Etiology and Pathology
Acute suppurative tenosynovitis of the hand most commonly arises from secondary bacterial infection following puncture wounds. In some cases, it results from the spread of infection from the palm. The tendon sheaths of the thumb and little finger communicate with the radial and ulnar bursae, respectively, allowing tenosynovitis in these areas to spread to the corresponding bursae. Infection of the bursae can also extend through interconnections at the wrist and disseminate to the forearm. Infections of the tendon sheaths of the index, middle, and ring fingers are usually confined to their respective sheaths but may spread into the deep palmar spaces.
Clinical Manifestations
The inflammatory response progresses rapidly, with significant local and systemic symptoms developing within 24 hours. Affected fingers exhibit severe pain, accompanied by fever, headache, elevated white blood cell counts, and other systemic manifestations.
Suppurative Tenosynovitis
Involvement leads to uniform swelling of the proximal and middle phalanges of the affected finger, with the skin appearing extremely tense. The finger assumes a slightly flexed position, and there is marked tenderness along the tendon sheath. Passive extension of the finger exacerbates pain. Failure to promptly incise and decompress the infected sheath may result in ischemic necrosis of the tendon.
Suppurative Bursitis
With radial bursitis, there is swelling and slight flexion of the thumb, which cannot abduct or fully extend. Tenderness is present at the thumb and thenar regions. Ulnar bursitis presents with half-flexed posturing of the little and ring fingers, significant pain with passive extension, and tenderness in the little finger and hypothenar region.
Prevention and Treatment
The prevention of these infections relies on avoiding hand injuries and addressing wounds promptly. Early treatment follows the same approach as that for felon (purulent finger infection). In cases where initial treatment yields no improvement or when pronounced local swelling and pain occur, timely incision and decompression are necessary to prevent ischemic necrosis of associated tendons.
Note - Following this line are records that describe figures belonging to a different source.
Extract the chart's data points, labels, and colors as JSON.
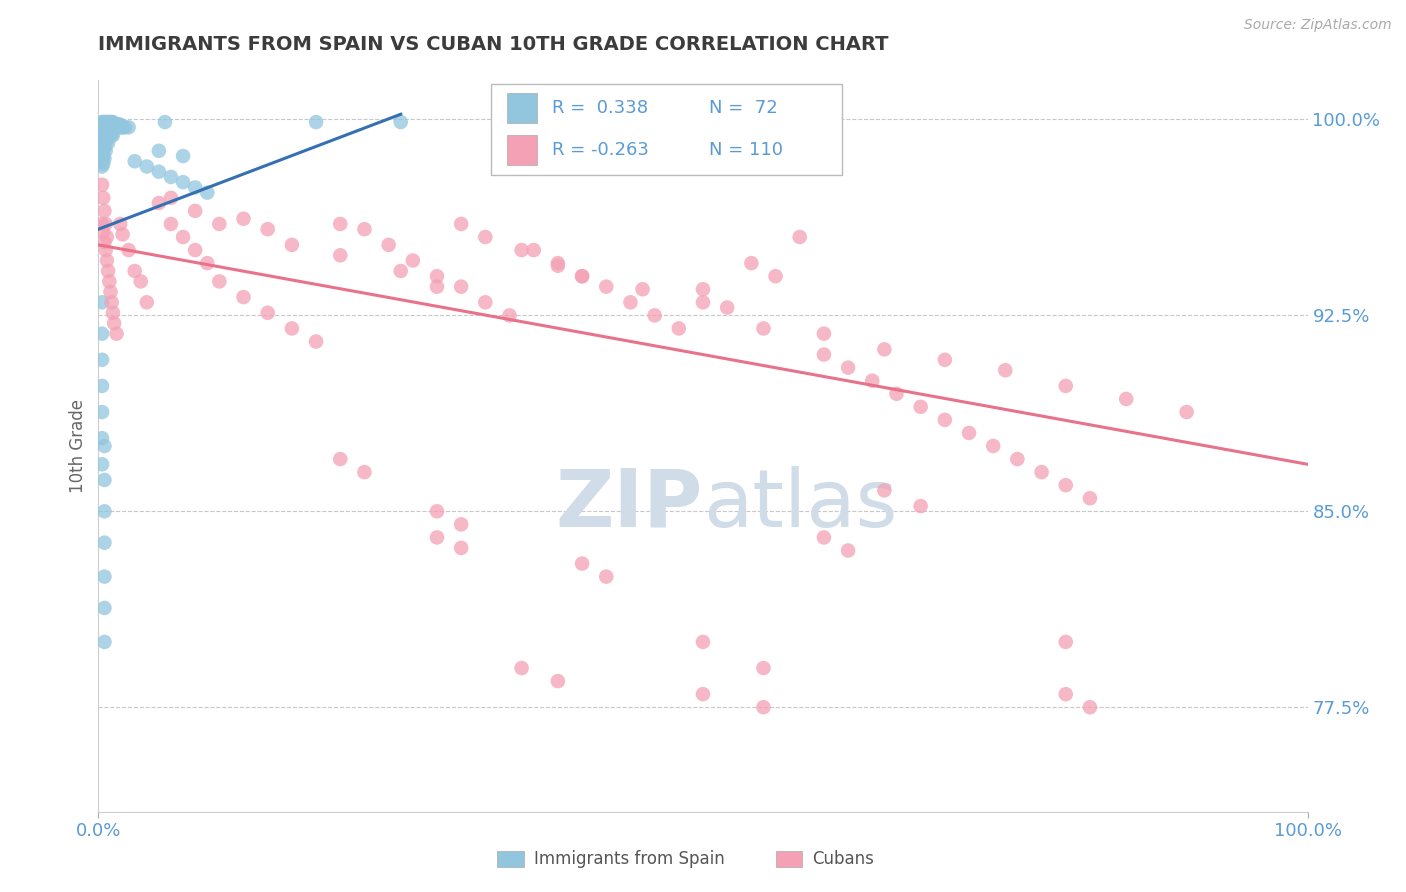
{
  "title": "IMMIGRANTS FROM SPAIN VS CUBAN 10TH GRADE CORRELATION CHART",
  "source_text": "Source: ZipAtlas.com",
  "ylabel": "10th Grade",
  "y_tick_labels": [
    "77.5%",
    "85.0%",
    "92.5%",
    "100.0%"
  ],
  "y_tick_values": [
    0.775,
    0.85,
    0.925,
    1.0
  ],
  "xlim": [
    0.0,
    1.0
  ],
  "ylim": [
    0.735,
    1.015
  ],
  "color1": "#92c5de",
  "color2": "#f4a0b5",
  "trend1_color": "#3470b2",
  "trend2_color": "#e8728a",
  "axis_color": "#5b9bd5",
  "grid_color": "#c8c8c8",
  "title_color": "#3c3c3c",
  "watermark_color": "#d0dce8",
  "label1": "Immigrants from Spain",
  "label2": "Cubans",
  "legend_text": [
    "R =  0.338",
    "N =  72",
    "R = -0.263",
    "N = 110"
  ],
  "blue_x": [
    0.003,
    0.004,
    0.005,
    0.006,
    0.007,
    0.008,
    0.009,
    0.01,
    0.011,
    0.012,
    0.013,
    0.014,
    0.015,
    0.016,
    0.017,
    0.018,
    0.019,
    0.02,
    0.022,
    0.025,
    0.003,
    0.004,
    0.005,
    0.006,
    0.007,
    0.008,
    0.009,
    0.01,
    0.011,
    0.012,
    0.003,
    0.004,
    0.005,
    0.006,
    0.007,
    0.008,
    0.003,
    0.004,
    0.005,
    0.006,
    0.003,
    0.004,
    0.005,
    0.003,
    0.004,
    0.003,
    0.18,
    0.25,
    0.055,
    0.005,
    0.005,
    0.005,
    0.005,
    0.005,
    0.005,
    0.005,
    0.003,
    0.003,
    0.003,
    0.003,
    0.003,
    0.003,
    0.003,
    0.05,
    0.07,
    0.03,
    0.04,
    0.05,
    0.06,
    0.07,
    0.08,
    0.09
  ],
  "blue_y": [
    0.999,
    0.999,
    0.999,
    0.999,
    0.999,
    0.999,
    0.999,
    0.999,
    0.999,
    0.999,
    0.998,
    0.998,
    0.998,
    0.998,
    0.998,
    0.998,
    0.997,
    0.997,
    0.997,
    0.997,
    0.996,
    0.996,
    0.996,
    0.996,
    0.996,
    0.995,
    0.995,
    0.995,
    0.994,
    0.994,
    0.993,
    0.993,
    0.993,
    0.992,
    0.992,
    0.991,
    0.99,
    0.99,
    0.989,
    0.988,
    0.987,
    0.986,
    0.985,
    0.984,
    0.983,
    0.982,
    0.999,
    0.999,
    0.999,
    0.875,
    0.862,
    0.85,
    0.838,
    0.825,
    0.813,
    0.8,
    0.93,
    0.918,
    0.908,
    0.898,
    0.888,
    0.878,
    0.868,
    0.988,
    0.986,
    0.984,
    0.982,
    0.98,
    0.978,
    0.976,
    0.974,
    0.972
  ],
  "pink_x": [
    0.003,
    0.004,
    0.005,
    0.006,
    0.007,
    0.008,
    0.009,
    0.01,
    0.011,
    0.012,
    0.013,
    0.015,
    0.018,
    0.02,
    0.025,
    0.03,
    0.035,
    0.04,
    0.05,
    0.06,
    0.07,
    0.08,
    0.09,
    0.1,
    0.12,
    0.14,
    0.16,
    0.18,
    0.2,
    0.22,
    0.24,
    0.26,
    0.28,
    0.3,
    0.32,
    0.34,
    0.36,
    0.38,
    0.4,
    0.42,
    0.44,
    0.46,
    0.48,
    0.5,
    0.52,
    0.54,
    0.56,
    0.58,
    0.6,
    0.62,
    0.64,
    0.66,
    0.68,
    0.7,
    0.72,
    0.74,
    0.76,
    0.78,
    0.8,
    0.82,
    0.06,
    0.08,
    0.1,
    0.12,
    0.14,
    0.16,
    0.2,
    0.25,
    0.28,
    0.3,
    0.32,
    0.35,
    0.38,
    0.4,
    0.45,
    0.5,
    0.55,
    0.6,
    0.65,
    0.7,
    0.75,
    0.8,
    0.85,
    0.9,
    0.2,
    0.22,
    0.28,
    0.3,
    0.5,
    0.55,
    0.8,
    0.35,
    0.38,
    0.65,
    0.68,
    0.5,
    0.55,
    0.8,
    0.82,
    0.4,
    0.42,
    0.28,
    0.3,
    0.6,
    0.62,
    0.003,
    0.004,
    0.005,
    0.006,
    0.007
  ],
  "pink_y": [
    0.96,
    0.957,
    0.953,
    0.95,
    0.946,
    0.942,
    0.938,
    0.934,
    0.93,
    0.926,
    0.922,
    0.918,
    0.96,
    0.956,
    0.95,
    0.942,
    0.938,
    0.93,
    0.968,
    0.96,
    0.955,
    0.95,
    0.945,
    0.938,
    0.932,
    0.926,
    0.92,
    0.915,
    0.96,
    0.958,
    0.952,
    0.946,
    0.94,
    0.936,
    0.93,
    0.925,
    0.95,
    0.945,
    0.94,
    0.936,
    0.93,
    0.925,
    0.92,
    0.935,
    0.928,
    0.945,
    0.94,
    0.955,
    0.91,
    0.905,
    0.9,
    0.895,
    0.89,
    0.885,
    0.88,
    0.875,
    0.87,
    0.865,
    0.86,
    0.855,
    0.97,
    0.965,
    0.96,
    0.962,
    0.958,
    0.952,
    0.948,
    0.942,
    0.936,
    0.96,
    0.955,
    0.95,
    0.944,
    0.94,
    0.935,
    0.93,
    0.92,
    0.918,
    0.912,
    0.908,
    0.904,
    0.898,
    0.893,
    0.888,
    0.87,
    0.865,
    0.85,
    0.845,
    0.8,
    0.79,
    0.8,
    0.79,
    0.785,
    0.858,
    0.852,
    0.78,
    0.775,
    0.78,
    0.775,
    0.83,
    0.825,
    0.84,
    0.836,
    0.84,
    0.835,
    0.975,
    0.97,
    0.965,
    0.96,
    0.955
  ],
  "trend1_x0": 0.0,
  "trend1_y0": 0.958,
  "trend1_x1": 0.25,
  "trend1_y1": 1.002,
  "trend2_x0": 0.0,
  "trend2_y0": 0.952,
  "trend2_x1": 1.0,
  "trend2_y1": 0.868
}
For suppurative tenosynovitis, incision and drainage may be performed along one side of the swollen tendon sheath, or bilateral incisions may be made for counter-drainage, ensuring that nerves and blood vessels are preserved. Incisions should avoid the transverse creases of the fingers and palm to minimize the risk of tendon injury.
For radial and ulnar bursitis, small incisions can be made on the palmar surfaces of the thenar and hypothenar regions, respectively, or counter-incisions may be employed for effective drainage. Proximal incisions near the wrist should be made no closer than 1.5 cm to the distal wrist crease to prevent injury to the median nerve. Postoperatively, elevation of the affected hand and immobilization in a functional position are indicated.